Molecular Typing of Mycoplasma pneumoniae Strains in Sweden from 1996 to 2017 and the Emergence of a New P1 Cytadhesin Gene, Variant 2e

Abstract

Mycoplasma pneumoniae causes respiratory infections, such as community-acquired pneumonia (CAP), with epidemics recurring every 3 to 7 years. In 2010 and 2011, many countries experienced an extraordinary epidemic peak. The cause of these recurring epidemics is not understood, but decreasing herd immunity and shifts in the strains' antigenic properties have been suggested as contributing factors. M. pneumoniae PCR-positive samples were collected between 1996 and 2017 from four neighboring counties inhabited by 12% of Sweden's population. A total of 578 isolates were characterized directly from 624 clinical samples using P1 typing by sequencing and multilocus variable number tandem repeat analysis (MLVA). A fluorescence resonance energy transfer (FRET)-PCR approach was also used to detect mutations associated with macrolide resistance in the 23S rRNA gene. Through P1 typing, the strains were classified into type 1 and type 2, as well as variants 2a, 2b, 2c, and a new variant found in nine of the strains, denoted variant 2e. Twelve MLVA types were distinguished, and 3-5-6-2 (42.4%), 4-5-7-2 (37.4%), and 3-6-6-2 (14.9%) predominated. Several P1 and MLVA types cocirculated each year, but type 2/variant 2 strains and MLVA types 3-5-6-2 and 4-5-7-2 predominated during the epidemic period comprising the peak of 2010 and 2011. In 2016 and 2017, type 1 became more common, and MLVA type 4-5-7-2 predominated. We also found that 0.2% (1/578) of the strains carried a macrolide resistance-associated mutation, indicating a very low prevalence of macrolide resistance in this region of Sweden.

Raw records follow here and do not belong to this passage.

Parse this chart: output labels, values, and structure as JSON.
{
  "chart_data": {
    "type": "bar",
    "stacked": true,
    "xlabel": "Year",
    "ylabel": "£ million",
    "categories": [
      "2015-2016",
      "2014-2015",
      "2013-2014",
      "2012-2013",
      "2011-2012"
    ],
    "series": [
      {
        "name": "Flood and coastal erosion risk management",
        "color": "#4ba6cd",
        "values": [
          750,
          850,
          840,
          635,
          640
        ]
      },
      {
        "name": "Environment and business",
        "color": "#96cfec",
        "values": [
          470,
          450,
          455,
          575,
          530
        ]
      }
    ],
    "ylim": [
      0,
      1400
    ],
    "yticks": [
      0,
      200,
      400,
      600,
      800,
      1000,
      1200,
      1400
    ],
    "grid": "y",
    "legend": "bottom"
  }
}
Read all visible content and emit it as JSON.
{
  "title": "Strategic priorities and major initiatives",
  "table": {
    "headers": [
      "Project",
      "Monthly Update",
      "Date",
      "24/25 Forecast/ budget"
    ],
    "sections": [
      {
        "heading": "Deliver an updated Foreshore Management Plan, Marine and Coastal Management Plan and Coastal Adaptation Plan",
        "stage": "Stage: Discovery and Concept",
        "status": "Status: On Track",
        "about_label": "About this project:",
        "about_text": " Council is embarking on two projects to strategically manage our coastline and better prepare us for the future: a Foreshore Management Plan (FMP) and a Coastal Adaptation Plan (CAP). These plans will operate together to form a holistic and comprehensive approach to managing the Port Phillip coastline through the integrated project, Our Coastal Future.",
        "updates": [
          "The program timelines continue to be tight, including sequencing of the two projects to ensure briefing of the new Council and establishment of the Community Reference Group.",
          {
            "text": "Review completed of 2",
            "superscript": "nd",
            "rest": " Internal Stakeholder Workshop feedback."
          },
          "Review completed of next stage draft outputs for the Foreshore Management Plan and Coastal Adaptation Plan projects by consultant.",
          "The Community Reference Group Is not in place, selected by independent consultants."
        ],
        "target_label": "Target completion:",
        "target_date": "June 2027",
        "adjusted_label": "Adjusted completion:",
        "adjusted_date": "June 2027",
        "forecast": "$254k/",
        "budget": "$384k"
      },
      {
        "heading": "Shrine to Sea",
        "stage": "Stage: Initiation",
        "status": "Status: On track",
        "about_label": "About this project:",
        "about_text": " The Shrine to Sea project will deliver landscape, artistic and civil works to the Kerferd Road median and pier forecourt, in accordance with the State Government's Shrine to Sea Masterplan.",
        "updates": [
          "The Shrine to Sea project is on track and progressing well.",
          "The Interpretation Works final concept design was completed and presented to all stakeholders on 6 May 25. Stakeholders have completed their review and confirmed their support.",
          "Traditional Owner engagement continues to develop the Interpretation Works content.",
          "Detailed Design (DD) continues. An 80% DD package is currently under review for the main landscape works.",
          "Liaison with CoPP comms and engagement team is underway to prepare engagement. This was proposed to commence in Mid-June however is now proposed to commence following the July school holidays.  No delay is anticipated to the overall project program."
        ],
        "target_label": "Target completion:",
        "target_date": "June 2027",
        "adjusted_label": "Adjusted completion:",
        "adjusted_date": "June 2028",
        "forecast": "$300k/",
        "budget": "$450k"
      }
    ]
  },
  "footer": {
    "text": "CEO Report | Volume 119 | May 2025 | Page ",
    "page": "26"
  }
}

Keywords: MLVA; Mycoplasma pneumoniae; P1 typing; molecular typing.

FIG 1

Proportion of PCR-positive M. pneumoniae samples per year in Sweden from 1996 to 2018. The black line is based on results from Gävle County (corresponding to approximately 1,000 to 1,500 samples analyzed per year). The dotted line is based on results from 13 counties in Sweden from 2011 to 2016 (corresponding to approximately 21,000 to 32,000 analyzed samples per year) and four counties in Sweden from 2017 and 2018 (corresponding to approximately 7,000 analyzed samples per year).

FIG 2

Distributions of P1 and MLVA types during different epidemic periods. (a) Distribution between type 1 and type 2/variant 2 strains; (b) distribution between type 2 and different variant 2 strains; (c) distribution of MLVA types.

FIG 3

Differences of the amino acid sequences, which are part of the repMP2/3 within the P1 protein, between type 1 (M18639), variant 1 (AF290000.1), type 2 (AF290001.1), variant 2a (AB024618.1), variant 2b (DQ383277.1), variant 2c (JN048895), variant 2d (EF656612), and the newly discovered variant 2e (MK330954). The amino acid positions correspond to the P1 gene of M. pneumoniae, M129 (NC_000912.1).

FIG 4

Minimum spanning tree of 578 M. pneumoniae isolates from four counties in Sweden from 1996 to 2017. Each circle denotes an MLVA type. The size of the circle is proportional to the number of isolates belonging to each MLVA type, and the color corresponds to the P1 type. The distance between MLVA types corresponds to the number of allelic changes, and each line represents one allelic change.

FIG 5

Schematic figure of the major differences between the repMP2/3 elements situated within the P1 adhesion gene. Variants 2a, 2b, and 2e are compared to type 2 according to the position of strain Mac (CP010550.1). The gray bars indicate the inserted parts of the repMP2/3-a element that characterize each of the variant strains. The insertions are identical to the corresponding positions: 128382 to 128906 (variant 2b, DQ383277.1), 128382 to 128954 (variant 2e, MK330954), and 128688 to 128954 (variant 2a, AB024618.1), except for 12 bp, which shows a deletion at positions 128751 to 128762 (indicated by a black mark) in variants 2a and 2e.